A study of US venture capital investments found an increase in funds flowing to Chinese chip companies, as Chinese government support reduces the risk profile of such investments.

Data compiled by Rhodium Group for The Wall Street Journal showed a doubling in the number of US investments in China’s semiconductor industry from 2017 through 2020 inclusive versus the previous four-year period.  The research focused on US-domiciled entities making equity investments in China, and did not include the dollar amounts invested.

Strategic investors like Intel Capital joined financial firms on the list of companies taking stakes in China’s chip industry. Fifty-eight deals were reported for the four-year period 2017 through 2020.

US Senators Bob Casey (D., Pa.) and John Cornyn (R., Texas) have proposed legislation that would require government oversight of outbound US investments, a move opposed by the US Chamber of Commerce and the US-China Business Council.
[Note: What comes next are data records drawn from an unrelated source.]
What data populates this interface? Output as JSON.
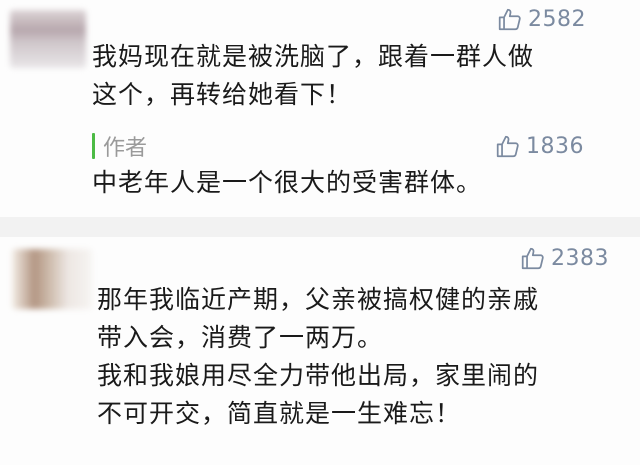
{
  "comments": [
    {
      "likes": "2582",
      "lines": [
        "我妈现在就是被洗脑了，跟着一群人做",
        "这个，再转给她看下！"
      ],
      "reply": {
        "author": "作者",
        "likes": "1836",
        "text": "中老年人是一个很大的受害群体。"
      }
    },
    {
      "likes": "2383",
      "lines": [
        "那年我临近产期，父亲被搞权健的亲戚",
        "带入会，消费了一两万。",
        "我和我娘用尽全力带他出局，家里闹的",
        "不可开交，简直就是一生难忘！"
      ]
    }
  ],
  "colors": {
    "like_gray": "#7b8aa0",
    "author_bar_green": "#4cbb45",
    "author_gray": "#9a9a9a"
  },
  "icons": [
    "thumbs-up-icon"
  ]
}
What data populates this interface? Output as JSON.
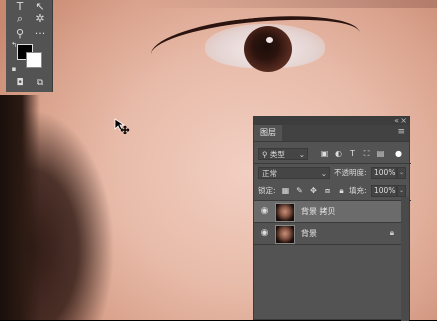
{
  "toolbox": {
    "tools": [
      "move-tool",
      "lasso-tool",
      "magic-wand-tool",
      "brush-tool",
      "zoom-tool",
      "more-tools"
    ],
    "foreground_color": "#000000",
    "background_color": "#ffffff"
  },
  "layers_panel": {
    "tab_label": "图层",
    "filter_label": "类型",
    "blend_mode": "正常",
    "opacity_label": "不透明度:",
    "opacity_value": "100%",
    "lock_label": "锁定:",
    "fill_label": "填充:",
    "fill_value": "100%",
    "layers": [
      {
        "name": "背景 拷贝",
        "selected": true,
        "visible": true,
        "locked": false
      },
      {
        "name": "背景",
        "selected": false,
        "visible": true,
        "locked": true
      }
    ]
  },
  "colors": {
    "panel_bg": "#535353",
    "panel_dark": "#3d3d3d",
    "selected_row": "#6b6b6b"
  }
}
As US policies have made it harder for some Chinese companies to purchase American chips, the Beijing government has funded domestic startups to try to fill the gap. That government support makes the startups attractive investments, analysts told The Wall Street Journal.

More than 22,800 new semiconductor companies were established in China in 2020, up 195 per cent from 2019, according to the US-based Semiconductor Industry Association.

Even before the US government prevented Huawei and ZTE from buying US chips, the Chinese government had made self-sufficiency in the semiconductor market a national priority. The 2015 “Made in China” initiative challenged domestic manufacturers to supply 70 per cent of the nation’s chips by 2025.